The fallout from the dismissal of Colquitt County head football coach Rush Propst, which was announced by the Colquitt County school system this past week, continues.
Several accusations against the controversial and successful coach were first reported by The Moultrie Observer after the newspaper obtained an investigation report, through an Open Records request, that outlined the Colquitt County school system’s internal investigation into Propst after he was suspended last month.
The Colquitt County Board of Education eventually relieved Propst of his coaching duties Thursday citing violations of five standards of the Georgia Code of Ethics for Educators, including by giving pills to students “on more than one occasion,” according a separate Moultrie Observer story published Friday.
Other allegations cited by the board included violations of Georgia’s Code of Ethics for Educators involving legal compliance, conduct with students, honesty and public funds and property.

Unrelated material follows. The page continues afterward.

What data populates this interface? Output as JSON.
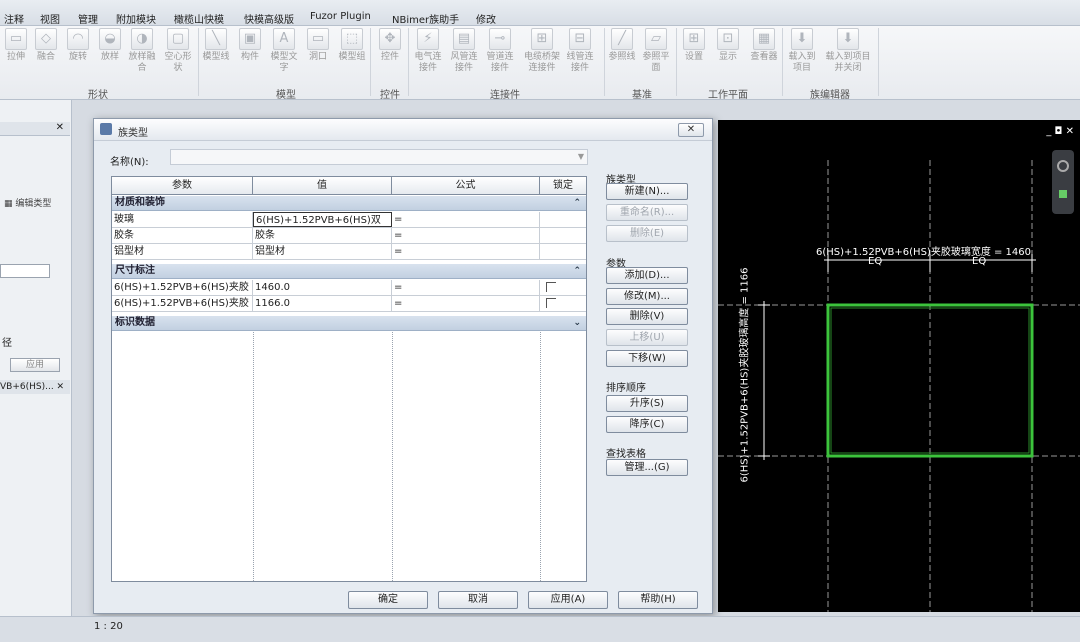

Propst — who compiled a 119-35 record that includes two state championships in 11 seasons at Colquitt County after gaining national prominence in a highly successful and equally controversial tenure as head coach at Hoover (Ala.) High School — remains on administrative leave from his teaching position with pay pending an investigation by the Professional Standards Commission, according to the Moultrie Observer story.
Meanwhile, a figure familiar to Gwinnett County high school football fans is at the center of trying to help the Packers program move forward for the time being.
Former Shiloh head coach and North Gwinnett assistant Troy Hobbs, a current assistant on the Colquitt County staff, is in charge of the day-to-day operations of the program’s offseason workout program, and will continue to do so until the school selects a new head coach.
Given the controversy generated by the recent developments and their sensitive nature, Hobbs was not in a position to say much when contacted Saturday.
“I’m just in charge of the day-to-day (operations) right now,” Hobbs said. “The kids are still working hard and doing what they need to do. That’s all I can say.”